On Sat, 14 Mar 2015 09:54, address@hidden said:

> Thanks, but where do I see the source of that wrapper?  I tried the
> gpg Git repo, but I don't think I see it there.  Did I miss something?

It is in gpgme, a library interface to gnupg:

git://git.gnupg.org/gpgme.git

The wrapper is src/gpgme_w32spawn.c and the code in gpgme is in
src/w32-io.c (and src/w32-util.c).  However if you also link to glib the
used code is w32-glib-io.c.  

> And anyway, how does this wrapper solve the problem of invoking gpg
> with the --status-fd, --command-fd, and --attribute-fd options?  IOW,
> how can the invoking program pass file descriptors on the gpg command
> line, and be sure gpg will use the same files/devices as the caller?

Use gpgme ;-)

Simply use "--status-fd HANDLE" or if gpg expects a filename use the
option --enable-special-filenames which interprets filename of the form
"-&N" as the handle N.

Under Windows we use a HANDLE and not a file descriptor.  Thus ReadFile
and WriteFile is used.  Using the libc file handles is not a good idea.
The problem in gpg is that this is all mapped to an "int" and thus we
can't easily change this to a 64 bit Windows because a HANDLE is a
pointer and sizeof(void*) > sizeof(int).  There are too many different
objects in Windows with the same function but they are not all the
same.  Using a kernel object like HANDLE is the only clean solution.

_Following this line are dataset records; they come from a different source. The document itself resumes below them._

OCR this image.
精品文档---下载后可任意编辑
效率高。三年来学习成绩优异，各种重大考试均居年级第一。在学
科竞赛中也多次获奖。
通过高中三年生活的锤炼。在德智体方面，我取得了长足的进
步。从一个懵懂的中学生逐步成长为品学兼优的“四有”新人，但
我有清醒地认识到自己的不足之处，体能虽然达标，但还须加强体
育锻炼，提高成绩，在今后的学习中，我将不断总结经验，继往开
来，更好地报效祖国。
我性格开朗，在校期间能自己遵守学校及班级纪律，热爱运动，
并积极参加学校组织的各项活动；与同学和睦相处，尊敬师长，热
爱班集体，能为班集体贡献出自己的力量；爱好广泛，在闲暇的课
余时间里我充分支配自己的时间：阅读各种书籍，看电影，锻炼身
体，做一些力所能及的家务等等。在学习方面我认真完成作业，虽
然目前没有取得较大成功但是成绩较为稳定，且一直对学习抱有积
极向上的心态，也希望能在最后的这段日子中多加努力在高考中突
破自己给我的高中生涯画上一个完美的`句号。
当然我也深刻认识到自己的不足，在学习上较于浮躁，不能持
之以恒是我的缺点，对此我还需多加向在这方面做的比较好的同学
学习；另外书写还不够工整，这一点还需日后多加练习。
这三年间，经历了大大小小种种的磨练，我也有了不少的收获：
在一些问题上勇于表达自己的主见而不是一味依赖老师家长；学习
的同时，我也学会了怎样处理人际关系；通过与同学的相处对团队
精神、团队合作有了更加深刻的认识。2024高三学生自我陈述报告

> I'm guessing you actually mean "file handles", not "file descriptors"
> here.  The latter are small integer numbers, like 0 for standard

What I mean is that WindowsCE(!) has no global file descriptor table.
There is only the per-process one.  But WindowsCE is entirely different
form Windows.  They only share the the same API with lot of properties
not implemented.

> like 6 be passed to gpg -- AFAIK it will end up connected to nothing
> on the child side.  (There's an undocumented trick in the MSVC runtime

You create a pipe using CreatePipe and make one end inheritable using
DuplicateHandle.  See gpgme/src/w32-io.c - it is a bit complicated due
to the fact that you can't select (WaitForMultipleObjects) on HANDLEs.

IIRC, with Windows 7 there are newer APIs which could be used instead of
the select emulation using I/O threads.

> that allows this to work, but AFAIK that doesn't work with MinGW, only

Nope.  It is all specified by the Win32 API.  If you are interest in
details on this I suggest to read Hart's Windows System Programming.  I
consider this the Windows counterpart to APUE.


Shalom-Salam,

   Werner


-- 
Die Gedanken sind frei.  Ausnahmen regelt ein Bundesgesetz.